2. Facilitates catharsis
Many people have difficulty expressing their emotions and feelings when they are “themselves.” However, when they feel that they distance themselves from the problem and can embody another role, they find it easier to do so.
3. Acquire a fresh look at the facts and new skills
When it occurs in a group environment and others express their vision of the facts, it is possible to approach a situation from another angle. This allows us to broaden our gaze, think of creative solutions, and take into account details that we had omitted.
Along the same lines, we can also get rid of crystallized “old roles”, which are impediments to adaptation and to more functional and less rigid responses.
What activities can be done in drama therapy?
In drama therapy, different techniques can be put into practice that favors the free expression of those involved. The most common are those mentioned below.
As its name indicates, mimicry uses mimesis, that is, representation through gestures or movements. Non-verbal or body language becomes important and is a very useful technique for those who find it difficult to express themselves with words.
Also known as “role-playing”. Here the slogan is that each person who participates embodies a certain role.
Another member of the group represents the protagonist and acts as if it were him. Thus, he expresses what he thinks he feels, and thinks. This technique —of a mirror type— is used to see oneself. It is enlightening about our own behaviors and the way we are seen abroad.
4. Role reversal
This technique aims to understand the other person, putting yourself in your own skin. That is, it is about “putting yourself in her shoes.” The indication for the development of the scene has to do with representing another, how he thinks, what he might be feeling, and so on.
In this case, the protagonist shares with the public everything that is happening to him, his thoughts, and emotions. He can do it by talking to the director (the therapist), as if he were talking to himself or to an imaginary other.

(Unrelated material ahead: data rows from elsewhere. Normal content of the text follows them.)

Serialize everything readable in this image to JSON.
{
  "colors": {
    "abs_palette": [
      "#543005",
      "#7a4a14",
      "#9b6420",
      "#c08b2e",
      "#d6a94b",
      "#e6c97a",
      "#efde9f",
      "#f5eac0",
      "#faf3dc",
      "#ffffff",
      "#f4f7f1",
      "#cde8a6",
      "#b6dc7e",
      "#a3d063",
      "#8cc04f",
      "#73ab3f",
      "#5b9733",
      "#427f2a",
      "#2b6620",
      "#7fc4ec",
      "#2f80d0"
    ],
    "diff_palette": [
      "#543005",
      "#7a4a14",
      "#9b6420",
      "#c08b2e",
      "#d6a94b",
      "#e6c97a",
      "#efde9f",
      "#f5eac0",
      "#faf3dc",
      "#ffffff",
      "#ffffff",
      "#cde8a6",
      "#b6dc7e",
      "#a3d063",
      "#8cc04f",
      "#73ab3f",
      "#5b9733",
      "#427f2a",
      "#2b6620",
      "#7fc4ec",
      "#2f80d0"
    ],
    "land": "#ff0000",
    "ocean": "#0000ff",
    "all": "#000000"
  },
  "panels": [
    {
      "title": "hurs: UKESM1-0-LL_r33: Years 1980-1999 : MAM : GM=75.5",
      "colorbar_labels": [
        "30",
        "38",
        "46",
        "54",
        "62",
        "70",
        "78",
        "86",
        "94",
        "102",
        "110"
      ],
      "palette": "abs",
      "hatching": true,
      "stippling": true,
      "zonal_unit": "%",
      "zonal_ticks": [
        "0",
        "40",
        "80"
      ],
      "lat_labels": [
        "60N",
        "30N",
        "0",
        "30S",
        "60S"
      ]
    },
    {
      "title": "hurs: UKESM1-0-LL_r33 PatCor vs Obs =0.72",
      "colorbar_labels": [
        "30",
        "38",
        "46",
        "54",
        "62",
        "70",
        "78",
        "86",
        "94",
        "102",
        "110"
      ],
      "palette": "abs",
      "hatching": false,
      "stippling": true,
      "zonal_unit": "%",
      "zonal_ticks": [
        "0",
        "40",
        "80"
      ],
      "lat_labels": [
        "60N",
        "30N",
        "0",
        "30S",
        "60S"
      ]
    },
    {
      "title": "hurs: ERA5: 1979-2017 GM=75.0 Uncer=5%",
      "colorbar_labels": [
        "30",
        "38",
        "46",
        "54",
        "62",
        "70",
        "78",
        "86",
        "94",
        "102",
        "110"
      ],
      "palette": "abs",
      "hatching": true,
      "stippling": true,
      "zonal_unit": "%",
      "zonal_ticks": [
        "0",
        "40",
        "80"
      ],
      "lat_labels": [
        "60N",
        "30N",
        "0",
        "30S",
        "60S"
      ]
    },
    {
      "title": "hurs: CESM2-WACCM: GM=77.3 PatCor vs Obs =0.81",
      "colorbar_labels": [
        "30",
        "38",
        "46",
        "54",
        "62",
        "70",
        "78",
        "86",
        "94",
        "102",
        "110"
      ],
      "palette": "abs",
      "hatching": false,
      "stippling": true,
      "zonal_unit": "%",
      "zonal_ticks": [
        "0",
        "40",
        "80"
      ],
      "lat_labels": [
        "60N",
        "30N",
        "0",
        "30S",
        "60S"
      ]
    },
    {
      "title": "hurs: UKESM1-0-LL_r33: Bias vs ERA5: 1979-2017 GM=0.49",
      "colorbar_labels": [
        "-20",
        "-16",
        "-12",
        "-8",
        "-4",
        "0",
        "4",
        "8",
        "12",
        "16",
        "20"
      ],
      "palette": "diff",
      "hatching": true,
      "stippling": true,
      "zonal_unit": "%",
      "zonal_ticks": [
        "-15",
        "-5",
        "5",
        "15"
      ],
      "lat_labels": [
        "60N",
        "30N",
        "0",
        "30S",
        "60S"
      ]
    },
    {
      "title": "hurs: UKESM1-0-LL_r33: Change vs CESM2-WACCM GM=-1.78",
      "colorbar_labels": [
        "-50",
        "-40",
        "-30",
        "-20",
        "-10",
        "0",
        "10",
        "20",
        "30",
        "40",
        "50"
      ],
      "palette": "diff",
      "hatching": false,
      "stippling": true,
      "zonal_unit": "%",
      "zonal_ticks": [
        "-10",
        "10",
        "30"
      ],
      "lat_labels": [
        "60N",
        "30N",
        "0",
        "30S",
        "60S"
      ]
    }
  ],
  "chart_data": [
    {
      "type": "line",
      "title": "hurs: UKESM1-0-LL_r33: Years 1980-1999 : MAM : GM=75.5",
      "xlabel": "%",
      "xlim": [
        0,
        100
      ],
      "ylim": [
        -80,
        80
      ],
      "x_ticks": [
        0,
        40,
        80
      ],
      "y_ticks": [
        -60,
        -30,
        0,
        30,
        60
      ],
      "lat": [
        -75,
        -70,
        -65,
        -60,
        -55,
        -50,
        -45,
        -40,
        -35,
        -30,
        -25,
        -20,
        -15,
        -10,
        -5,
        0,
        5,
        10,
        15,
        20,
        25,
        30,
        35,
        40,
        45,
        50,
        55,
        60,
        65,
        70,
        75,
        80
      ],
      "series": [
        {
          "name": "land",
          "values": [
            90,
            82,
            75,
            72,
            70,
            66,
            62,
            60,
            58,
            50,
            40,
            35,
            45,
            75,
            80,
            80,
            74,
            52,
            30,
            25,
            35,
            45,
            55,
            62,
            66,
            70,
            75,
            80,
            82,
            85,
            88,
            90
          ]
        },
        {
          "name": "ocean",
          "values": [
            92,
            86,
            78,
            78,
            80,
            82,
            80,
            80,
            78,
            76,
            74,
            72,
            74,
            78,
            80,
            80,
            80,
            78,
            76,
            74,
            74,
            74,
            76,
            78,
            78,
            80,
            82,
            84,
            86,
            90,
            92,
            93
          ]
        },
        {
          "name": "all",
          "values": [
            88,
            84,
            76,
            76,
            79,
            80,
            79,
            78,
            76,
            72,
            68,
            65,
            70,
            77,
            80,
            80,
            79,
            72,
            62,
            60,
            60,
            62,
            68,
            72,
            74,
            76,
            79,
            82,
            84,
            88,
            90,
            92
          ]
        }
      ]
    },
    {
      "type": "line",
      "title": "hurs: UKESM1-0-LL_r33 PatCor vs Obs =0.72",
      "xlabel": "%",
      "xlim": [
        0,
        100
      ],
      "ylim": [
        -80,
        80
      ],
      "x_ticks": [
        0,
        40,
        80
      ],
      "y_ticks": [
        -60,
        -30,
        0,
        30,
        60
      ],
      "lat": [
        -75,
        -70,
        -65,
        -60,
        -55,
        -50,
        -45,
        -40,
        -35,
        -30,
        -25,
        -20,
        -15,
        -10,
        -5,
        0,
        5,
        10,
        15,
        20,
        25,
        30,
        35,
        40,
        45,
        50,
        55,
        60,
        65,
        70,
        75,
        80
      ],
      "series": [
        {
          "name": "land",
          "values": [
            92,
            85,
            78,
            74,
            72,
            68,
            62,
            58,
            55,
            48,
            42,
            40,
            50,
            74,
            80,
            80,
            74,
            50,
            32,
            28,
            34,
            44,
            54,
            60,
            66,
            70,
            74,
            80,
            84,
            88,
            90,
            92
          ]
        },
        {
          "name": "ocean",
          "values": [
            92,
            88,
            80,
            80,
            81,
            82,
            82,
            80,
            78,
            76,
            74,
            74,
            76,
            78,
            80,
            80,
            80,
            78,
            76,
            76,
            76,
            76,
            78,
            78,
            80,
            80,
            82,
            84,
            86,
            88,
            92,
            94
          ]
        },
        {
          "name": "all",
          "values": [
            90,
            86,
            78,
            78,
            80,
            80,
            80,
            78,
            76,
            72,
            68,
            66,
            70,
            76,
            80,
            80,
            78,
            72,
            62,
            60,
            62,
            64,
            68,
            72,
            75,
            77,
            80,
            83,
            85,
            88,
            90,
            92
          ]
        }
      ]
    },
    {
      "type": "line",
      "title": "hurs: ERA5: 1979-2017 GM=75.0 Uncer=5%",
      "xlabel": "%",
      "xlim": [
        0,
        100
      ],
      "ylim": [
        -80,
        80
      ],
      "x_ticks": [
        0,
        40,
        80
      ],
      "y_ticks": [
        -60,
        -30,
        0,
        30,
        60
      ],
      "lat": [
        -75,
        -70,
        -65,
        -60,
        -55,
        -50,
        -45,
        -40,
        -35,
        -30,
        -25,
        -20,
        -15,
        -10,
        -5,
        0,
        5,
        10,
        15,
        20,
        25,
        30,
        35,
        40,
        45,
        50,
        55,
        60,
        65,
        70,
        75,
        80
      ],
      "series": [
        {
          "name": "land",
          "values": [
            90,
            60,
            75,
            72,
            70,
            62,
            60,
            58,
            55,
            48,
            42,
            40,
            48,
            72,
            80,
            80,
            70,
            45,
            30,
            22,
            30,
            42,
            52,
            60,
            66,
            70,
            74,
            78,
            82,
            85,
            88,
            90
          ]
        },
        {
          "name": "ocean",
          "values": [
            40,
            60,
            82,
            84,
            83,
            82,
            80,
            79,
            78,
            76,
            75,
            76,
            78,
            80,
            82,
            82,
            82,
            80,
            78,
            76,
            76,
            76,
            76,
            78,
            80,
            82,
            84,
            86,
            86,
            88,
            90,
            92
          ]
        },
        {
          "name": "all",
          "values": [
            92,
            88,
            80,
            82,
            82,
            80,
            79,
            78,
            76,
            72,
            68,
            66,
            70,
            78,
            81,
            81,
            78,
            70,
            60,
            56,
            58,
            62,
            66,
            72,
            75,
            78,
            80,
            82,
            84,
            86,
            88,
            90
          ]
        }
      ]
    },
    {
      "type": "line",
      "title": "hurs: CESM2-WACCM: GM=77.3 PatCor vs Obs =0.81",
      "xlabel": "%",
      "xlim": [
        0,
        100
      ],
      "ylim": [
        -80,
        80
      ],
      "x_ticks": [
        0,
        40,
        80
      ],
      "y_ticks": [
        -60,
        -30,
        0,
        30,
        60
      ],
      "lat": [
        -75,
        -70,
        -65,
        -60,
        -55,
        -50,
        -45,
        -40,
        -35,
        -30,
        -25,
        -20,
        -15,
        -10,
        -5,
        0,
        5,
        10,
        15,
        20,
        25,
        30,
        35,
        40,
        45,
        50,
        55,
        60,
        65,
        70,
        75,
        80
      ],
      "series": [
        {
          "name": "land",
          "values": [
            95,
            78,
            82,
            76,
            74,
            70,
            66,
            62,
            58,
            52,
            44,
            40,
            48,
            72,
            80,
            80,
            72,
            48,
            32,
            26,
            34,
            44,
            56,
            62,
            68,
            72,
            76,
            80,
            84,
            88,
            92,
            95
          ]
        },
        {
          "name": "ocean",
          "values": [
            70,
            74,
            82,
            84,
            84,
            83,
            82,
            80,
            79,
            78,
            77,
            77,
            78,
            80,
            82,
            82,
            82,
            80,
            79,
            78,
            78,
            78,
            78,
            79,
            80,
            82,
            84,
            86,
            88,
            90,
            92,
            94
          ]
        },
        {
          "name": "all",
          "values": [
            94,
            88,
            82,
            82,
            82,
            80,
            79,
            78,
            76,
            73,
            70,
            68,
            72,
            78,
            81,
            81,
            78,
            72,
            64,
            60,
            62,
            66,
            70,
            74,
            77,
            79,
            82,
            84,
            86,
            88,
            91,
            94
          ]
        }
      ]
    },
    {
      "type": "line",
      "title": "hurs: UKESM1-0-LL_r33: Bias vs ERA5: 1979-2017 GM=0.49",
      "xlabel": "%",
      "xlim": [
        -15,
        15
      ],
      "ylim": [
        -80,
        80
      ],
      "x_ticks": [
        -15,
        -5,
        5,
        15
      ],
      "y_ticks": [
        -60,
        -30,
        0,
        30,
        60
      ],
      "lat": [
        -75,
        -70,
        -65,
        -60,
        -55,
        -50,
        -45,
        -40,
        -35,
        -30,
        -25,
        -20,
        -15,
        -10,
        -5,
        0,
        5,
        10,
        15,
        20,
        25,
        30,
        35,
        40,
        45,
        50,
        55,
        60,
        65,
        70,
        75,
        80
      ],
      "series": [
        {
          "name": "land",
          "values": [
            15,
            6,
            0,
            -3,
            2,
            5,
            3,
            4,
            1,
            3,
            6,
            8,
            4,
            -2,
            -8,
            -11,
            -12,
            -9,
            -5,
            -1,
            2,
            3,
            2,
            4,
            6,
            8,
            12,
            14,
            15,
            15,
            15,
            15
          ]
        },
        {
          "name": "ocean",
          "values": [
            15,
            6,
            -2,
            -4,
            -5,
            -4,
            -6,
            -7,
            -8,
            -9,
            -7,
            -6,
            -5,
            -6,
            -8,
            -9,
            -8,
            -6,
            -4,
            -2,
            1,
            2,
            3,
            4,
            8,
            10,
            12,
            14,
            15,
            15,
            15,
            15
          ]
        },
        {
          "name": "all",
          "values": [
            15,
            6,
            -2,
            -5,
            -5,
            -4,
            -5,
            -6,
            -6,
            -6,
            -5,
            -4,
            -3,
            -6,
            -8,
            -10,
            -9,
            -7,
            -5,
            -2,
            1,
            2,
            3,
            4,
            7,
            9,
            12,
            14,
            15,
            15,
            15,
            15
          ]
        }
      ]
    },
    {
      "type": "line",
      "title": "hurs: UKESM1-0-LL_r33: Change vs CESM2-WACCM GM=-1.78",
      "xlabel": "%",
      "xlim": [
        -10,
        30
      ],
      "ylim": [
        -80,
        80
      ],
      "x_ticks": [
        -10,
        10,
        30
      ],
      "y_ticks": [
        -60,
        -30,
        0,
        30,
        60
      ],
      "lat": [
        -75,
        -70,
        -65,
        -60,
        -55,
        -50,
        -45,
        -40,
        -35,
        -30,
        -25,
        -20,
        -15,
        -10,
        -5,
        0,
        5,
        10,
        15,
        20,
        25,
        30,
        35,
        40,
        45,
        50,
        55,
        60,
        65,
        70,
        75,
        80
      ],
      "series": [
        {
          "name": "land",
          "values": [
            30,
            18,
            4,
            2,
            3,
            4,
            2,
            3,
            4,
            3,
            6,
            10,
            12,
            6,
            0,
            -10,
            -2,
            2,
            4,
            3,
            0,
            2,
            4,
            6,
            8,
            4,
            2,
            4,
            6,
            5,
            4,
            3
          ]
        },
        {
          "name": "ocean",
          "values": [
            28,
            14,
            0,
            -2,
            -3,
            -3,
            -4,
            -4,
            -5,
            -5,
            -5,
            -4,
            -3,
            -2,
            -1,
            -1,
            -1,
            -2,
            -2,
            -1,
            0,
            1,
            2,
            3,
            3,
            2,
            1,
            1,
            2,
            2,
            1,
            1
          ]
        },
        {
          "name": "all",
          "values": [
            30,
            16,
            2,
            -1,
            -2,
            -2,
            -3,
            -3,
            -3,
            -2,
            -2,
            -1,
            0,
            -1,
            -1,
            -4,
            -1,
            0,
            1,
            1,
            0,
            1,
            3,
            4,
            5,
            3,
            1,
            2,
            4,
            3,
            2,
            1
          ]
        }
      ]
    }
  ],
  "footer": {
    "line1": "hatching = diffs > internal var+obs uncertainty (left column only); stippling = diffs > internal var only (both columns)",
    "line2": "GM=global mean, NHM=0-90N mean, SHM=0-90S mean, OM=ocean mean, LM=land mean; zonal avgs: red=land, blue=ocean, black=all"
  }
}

Many times people free themselves when they can be what they are not. In that case, sometimes it is enough to introduce a variant such as masks so that they can represent a situation.
The masks facilitate the expression of emotions in those who are introverted or shy.
Each of the mentioned techniques can be applied from childhood. It is possible to incorporate elements such as puppets, and costumes, among others.
Drama therapy is compatible with other theoretical lines; contributions from systemic psychotherapy, cognitive, Gestalt, etc. can be used. The key to being able to enhance its use is for the therapist to plan what to do based on what the patient needs and, of course, teach him to master the techniques.